In my Nature of Math and Math Education class last week we examined bits of the landmark 1989 NCTM release of the Curriculum and Evaluation Standards for School Mathematics. I'm quite familiar with those standards, as several of my undergraduate professors were members of the working groups and my advisor coordinated the NCTM Addenda to the Standards project. What fascinated me was that the members of my class played out the reaction of the math community as if they were actors in a play. I don't know if our professor, David Webb, planned it that way, but even if he had it wouldn't have worked out better than it did.
ACT I: Introduction of the Players
We started by looking at the members of the commission and working groups, noting that a broad set of interests were represented and several were authors of texts that don't meet the goals of the Standards. We moved on to the massive lists of endorsers, supporters, and allies. With so many people on board, the Standards must represent a consensus, right?

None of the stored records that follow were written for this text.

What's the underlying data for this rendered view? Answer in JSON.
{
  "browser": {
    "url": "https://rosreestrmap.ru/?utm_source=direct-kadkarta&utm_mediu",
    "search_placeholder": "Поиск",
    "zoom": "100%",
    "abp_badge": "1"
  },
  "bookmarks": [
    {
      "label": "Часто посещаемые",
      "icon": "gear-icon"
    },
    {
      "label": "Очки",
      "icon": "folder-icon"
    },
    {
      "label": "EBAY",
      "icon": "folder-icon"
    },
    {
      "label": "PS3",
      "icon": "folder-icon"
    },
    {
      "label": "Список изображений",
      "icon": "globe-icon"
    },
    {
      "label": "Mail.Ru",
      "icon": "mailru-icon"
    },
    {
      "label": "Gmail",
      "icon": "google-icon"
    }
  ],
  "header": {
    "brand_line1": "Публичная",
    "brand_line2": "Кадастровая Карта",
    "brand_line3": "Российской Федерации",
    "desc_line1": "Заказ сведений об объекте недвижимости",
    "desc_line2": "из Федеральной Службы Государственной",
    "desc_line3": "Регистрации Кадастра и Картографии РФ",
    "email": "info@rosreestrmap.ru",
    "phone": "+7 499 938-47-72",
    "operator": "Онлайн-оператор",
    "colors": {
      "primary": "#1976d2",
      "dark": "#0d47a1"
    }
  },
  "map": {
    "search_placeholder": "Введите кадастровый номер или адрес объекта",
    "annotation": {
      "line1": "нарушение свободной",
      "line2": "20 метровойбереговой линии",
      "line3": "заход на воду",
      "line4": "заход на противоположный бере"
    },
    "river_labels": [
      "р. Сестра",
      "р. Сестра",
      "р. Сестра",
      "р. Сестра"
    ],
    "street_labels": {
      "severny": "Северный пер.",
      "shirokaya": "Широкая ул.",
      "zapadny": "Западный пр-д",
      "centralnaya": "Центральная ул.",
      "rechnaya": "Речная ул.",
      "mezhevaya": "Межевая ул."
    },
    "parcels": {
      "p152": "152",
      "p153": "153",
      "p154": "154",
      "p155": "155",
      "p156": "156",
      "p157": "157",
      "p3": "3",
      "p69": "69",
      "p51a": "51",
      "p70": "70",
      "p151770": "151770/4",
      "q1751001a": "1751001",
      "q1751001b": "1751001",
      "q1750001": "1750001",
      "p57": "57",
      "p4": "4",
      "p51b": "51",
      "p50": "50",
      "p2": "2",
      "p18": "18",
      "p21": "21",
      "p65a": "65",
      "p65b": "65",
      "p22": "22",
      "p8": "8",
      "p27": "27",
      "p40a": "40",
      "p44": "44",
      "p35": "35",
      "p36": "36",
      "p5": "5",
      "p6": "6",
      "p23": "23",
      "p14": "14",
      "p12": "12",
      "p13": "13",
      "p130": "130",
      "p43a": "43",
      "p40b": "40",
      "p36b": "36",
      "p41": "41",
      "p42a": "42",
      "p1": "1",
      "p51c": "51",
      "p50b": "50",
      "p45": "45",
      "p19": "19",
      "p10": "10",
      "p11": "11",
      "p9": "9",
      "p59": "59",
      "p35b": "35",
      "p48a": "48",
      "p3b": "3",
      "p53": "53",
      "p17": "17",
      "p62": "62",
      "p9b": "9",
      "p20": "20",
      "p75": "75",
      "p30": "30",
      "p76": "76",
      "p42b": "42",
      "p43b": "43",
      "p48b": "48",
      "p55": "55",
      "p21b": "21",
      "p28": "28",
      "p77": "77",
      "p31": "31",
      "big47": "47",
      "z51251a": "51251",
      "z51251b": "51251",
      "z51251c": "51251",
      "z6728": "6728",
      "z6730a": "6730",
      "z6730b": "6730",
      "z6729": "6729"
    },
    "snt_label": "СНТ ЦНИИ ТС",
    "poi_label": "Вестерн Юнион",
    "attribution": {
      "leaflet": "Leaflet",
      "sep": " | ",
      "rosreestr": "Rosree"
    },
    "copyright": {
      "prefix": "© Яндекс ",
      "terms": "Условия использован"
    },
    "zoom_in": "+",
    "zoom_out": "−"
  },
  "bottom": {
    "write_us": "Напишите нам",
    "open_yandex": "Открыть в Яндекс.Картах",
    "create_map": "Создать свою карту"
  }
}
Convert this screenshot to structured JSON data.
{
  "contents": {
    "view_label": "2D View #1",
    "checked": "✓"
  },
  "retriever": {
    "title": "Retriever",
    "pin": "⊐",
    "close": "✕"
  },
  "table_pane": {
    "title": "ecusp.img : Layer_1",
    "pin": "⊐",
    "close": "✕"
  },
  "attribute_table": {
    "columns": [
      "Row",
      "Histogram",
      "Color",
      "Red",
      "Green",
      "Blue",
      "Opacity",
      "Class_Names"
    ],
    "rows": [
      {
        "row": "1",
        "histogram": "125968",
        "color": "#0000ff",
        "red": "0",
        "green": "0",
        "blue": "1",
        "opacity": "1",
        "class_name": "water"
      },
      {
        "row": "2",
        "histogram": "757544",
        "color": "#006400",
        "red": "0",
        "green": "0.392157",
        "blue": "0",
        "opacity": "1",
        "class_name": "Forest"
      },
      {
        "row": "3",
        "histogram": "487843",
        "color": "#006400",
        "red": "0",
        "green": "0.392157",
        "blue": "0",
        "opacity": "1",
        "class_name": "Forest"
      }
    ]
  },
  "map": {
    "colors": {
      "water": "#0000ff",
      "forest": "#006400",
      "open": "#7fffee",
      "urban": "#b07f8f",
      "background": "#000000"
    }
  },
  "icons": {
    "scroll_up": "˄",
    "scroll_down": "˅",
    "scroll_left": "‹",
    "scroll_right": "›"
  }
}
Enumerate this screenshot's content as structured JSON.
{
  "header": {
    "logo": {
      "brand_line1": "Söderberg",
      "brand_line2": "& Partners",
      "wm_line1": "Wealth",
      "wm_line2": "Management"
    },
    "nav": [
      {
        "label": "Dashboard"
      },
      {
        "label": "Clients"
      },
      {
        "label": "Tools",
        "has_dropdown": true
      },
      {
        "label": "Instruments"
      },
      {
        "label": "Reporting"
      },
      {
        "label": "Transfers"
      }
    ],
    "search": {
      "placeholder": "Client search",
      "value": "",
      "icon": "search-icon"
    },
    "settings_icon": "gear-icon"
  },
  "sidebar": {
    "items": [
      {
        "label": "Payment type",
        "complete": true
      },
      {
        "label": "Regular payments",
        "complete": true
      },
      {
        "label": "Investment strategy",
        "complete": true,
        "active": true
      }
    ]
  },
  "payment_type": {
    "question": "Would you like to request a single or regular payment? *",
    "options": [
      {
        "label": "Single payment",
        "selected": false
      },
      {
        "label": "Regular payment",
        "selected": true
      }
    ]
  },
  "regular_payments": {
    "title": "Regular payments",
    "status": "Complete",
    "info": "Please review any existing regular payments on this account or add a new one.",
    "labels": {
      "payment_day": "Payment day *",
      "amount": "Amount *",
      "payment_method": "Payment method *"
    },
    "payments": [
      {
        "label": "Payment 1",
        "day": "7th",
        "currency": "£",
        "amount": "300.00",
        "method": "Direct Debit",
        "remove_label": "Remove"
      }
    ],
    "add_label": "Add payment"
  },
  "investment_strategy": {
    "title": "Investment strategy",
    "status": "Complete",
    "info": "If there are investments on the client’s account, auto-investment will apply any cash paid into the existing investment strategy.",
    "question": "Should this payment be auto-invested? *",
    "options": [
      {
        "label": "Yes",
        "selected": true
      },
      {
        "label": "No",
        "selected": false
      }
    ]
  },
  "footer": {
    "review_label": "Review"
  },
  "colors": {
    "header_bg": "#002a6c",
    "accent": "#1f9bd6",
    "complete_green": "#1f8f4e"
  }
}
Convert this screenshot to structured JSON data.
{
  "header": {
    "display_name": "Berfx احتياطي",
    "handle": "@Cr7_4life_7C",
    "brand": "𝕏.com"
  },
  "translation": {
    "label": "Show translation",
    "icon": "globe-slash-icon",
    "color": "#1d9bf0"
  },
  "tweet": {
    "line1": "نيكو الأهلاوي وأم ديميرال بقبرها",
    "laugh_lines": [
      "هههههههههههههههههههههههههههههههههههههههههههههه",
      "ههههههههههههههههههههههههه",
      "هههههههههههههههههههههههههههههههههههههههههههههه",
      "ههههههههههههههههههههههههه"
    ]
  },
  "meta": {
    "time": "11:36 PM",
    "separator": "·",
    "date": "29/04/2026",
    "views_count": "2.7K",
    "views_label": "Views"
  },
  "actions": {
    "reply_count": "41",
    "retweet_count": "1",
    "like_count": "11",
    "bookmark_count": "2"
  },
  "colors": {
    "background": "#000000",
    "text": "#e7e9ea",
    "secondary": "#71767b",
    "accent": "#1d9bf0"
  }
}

ACT II: Areas of Increased/Decreased Attention
Our class organized ourselves in small groups to analyze the list of topics to receive increased and decreased attention. It generated a great deal of conversation and disagreements started to brew. The elementary band (K-4) seemed to generate the least disagreement, and our elementary teachers in the room felt like what they were doing in their classrooms reflected the changes proposed in the Standards. Dr. Webb noted that international testing shows that our 4th graders are more competitive than our older students, and asked the class to consider if that had anything to do with elementary instruction adhering to the Standards.
ACT III: The Reaction and Overreaction
A few students in the class started to voice their disagreement with certain topics of decreased attention. "What do you mean, no conic sections?" "How can you learn geometry without knowing vocabulary?" "No two-column proofs? That's crazy!" Just as in the real math wars, this backlash exaggerated "decreased attention" to mean "no attention." Some students seemed to vision a world where every kindergardener became a slave to their calculator, and even the basics of arithmetic became a waste of time under the view of the NCTM. Even with Dr. Webb trying to put of the fires by emphasizing that "decrease" never meant "eliminate," students still expressed their worries about topics they thought were going away.
And just as many people did with their copies of the NCTM Standards, we never looked beyond the lists of topics for increased and decreased attention. I believe the NCTM managed to salvage the Standards effort through the Addenda project, Standards 2000, and the Focal Points, but it's amazing how many of the first impressions linger on, and how new first impressions are so similar to those seen 20 years ago.